What is osteoporosis?

Osteoporosis is much more common in females than in males, and it becomes more common after menopause and with advancing age.

And yet, while osteoporosis is more prevalent in older women, men also can develop this condition. So, whether you are a man or woman, young or old, a physician could recommend that you have a bone density test if you have:

  • Lost 1.5 inches in height or more. (Because you may have compression fractures in your spine.)
  • A close relative who had osteoporosis,
  • Fractured a bone. (Because this may be a sign of the fragility of the bones.)
  • Been on steroid medications for a long period of time. (Because this can impede the bone-rebuilding process, which can lead to osteoporosis.)
  • Experienced a drop in hormone levels.

What is a bone density test?

Bone density tests compare your individual bone density with the established standards for what is expected in someone of your age, gender, and size, as well as compared to the optimal peak bone density of a healthy young adult of the same gender. This test can assist in detecting low bone density before a fracture occurs and possibly predict your chances of fracturing in the future.

The higher your bone mineral content (especially calcium), the denser your bones are. And the denser your bones, the stronger they generally are. And, therefore, less likely to fracture.

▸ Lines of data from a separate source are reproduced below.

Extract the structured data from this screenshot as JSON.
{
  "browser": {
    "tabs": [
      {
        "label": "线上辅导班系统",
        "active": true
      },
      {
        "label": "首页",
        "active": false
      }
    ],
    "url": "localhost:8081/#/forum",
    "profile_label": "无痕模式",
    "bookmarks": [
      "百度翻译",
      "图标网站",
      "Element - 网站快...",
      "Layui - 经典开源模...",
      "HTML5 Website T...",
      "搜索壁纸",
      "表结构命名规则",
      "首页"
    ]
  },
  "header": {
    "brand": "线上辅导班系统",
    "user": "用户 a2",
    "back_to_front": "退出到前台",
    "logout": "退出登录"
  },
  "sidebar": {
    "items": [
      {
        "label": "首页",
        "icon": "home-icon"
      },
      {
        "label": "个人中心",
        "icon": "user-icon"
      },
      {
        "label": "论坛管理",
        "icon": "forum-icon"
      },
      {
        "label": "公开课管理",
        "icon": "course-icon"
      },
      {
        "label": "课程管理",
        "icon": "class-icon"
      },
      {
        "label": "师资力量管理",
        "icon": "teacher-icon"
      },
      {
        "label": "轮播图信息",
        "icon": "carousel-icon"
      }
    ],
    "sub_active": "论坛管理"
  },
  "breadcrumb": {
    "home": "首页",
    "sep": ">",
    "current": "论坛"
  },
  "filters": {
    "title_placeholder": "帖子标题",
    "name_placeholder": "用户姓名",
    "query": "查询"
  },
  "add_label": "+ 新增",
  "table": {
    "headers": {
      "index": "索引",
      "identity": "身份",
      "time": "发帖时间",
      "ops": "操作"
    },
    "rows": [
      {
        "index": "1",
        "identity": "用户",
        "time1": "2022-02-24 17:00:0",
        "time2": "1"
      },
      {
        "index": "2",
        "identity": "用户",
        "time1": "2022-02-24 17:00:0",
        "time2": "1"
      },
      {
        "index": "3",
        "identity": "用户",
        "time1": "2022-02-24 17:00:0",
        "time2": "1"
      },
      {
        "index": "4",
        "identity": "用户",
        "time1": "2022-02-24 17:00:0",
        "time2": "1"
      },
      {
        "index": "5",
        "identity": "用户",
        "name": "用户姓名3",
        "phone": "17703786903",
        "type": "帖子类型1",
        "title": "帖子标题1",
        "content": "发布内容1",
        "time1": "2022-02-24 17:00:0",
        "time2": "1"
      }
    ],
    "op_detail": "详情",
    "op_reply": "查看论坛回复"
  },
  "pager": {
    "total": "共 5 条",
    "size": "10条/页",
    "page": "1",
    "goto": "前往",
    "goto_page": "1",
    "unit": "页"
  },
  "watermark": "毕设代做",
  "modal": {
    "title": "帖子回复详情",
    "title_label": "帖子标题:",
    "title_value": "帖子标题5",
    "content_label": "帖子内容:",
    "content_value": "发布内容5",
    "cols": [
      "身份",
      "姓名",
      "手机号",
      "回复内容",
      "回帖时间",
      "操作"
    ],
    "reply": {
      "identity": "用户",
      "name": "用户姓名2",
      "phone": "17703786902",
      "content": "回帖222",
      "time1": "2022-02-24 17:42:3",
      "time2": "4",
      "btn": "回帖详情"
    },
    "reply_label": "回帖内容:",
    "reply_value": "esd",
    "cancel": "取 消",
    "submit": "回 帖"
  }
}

It should also be noted that bone density tests are not the same as bone scans. Bone scans require an injection and are most often employed to detect fractures, cancer, infections, and other abnormalities in the bone.


In summary, bone density tests assist healthcare providers in detecting bone loss in people who might otherwise have no symptoms. They are painless, quick, and safe, and they can signal bone loss before a painful fracture happens. These tests are also useful in tracking the effects of medications used to manage bone disease.

*Please Note: Information on this site or any recommended sites should not be used as a diagnosis or a substitute for talking with your doctor. Always talk with your doctor about diagnosis and treatment information.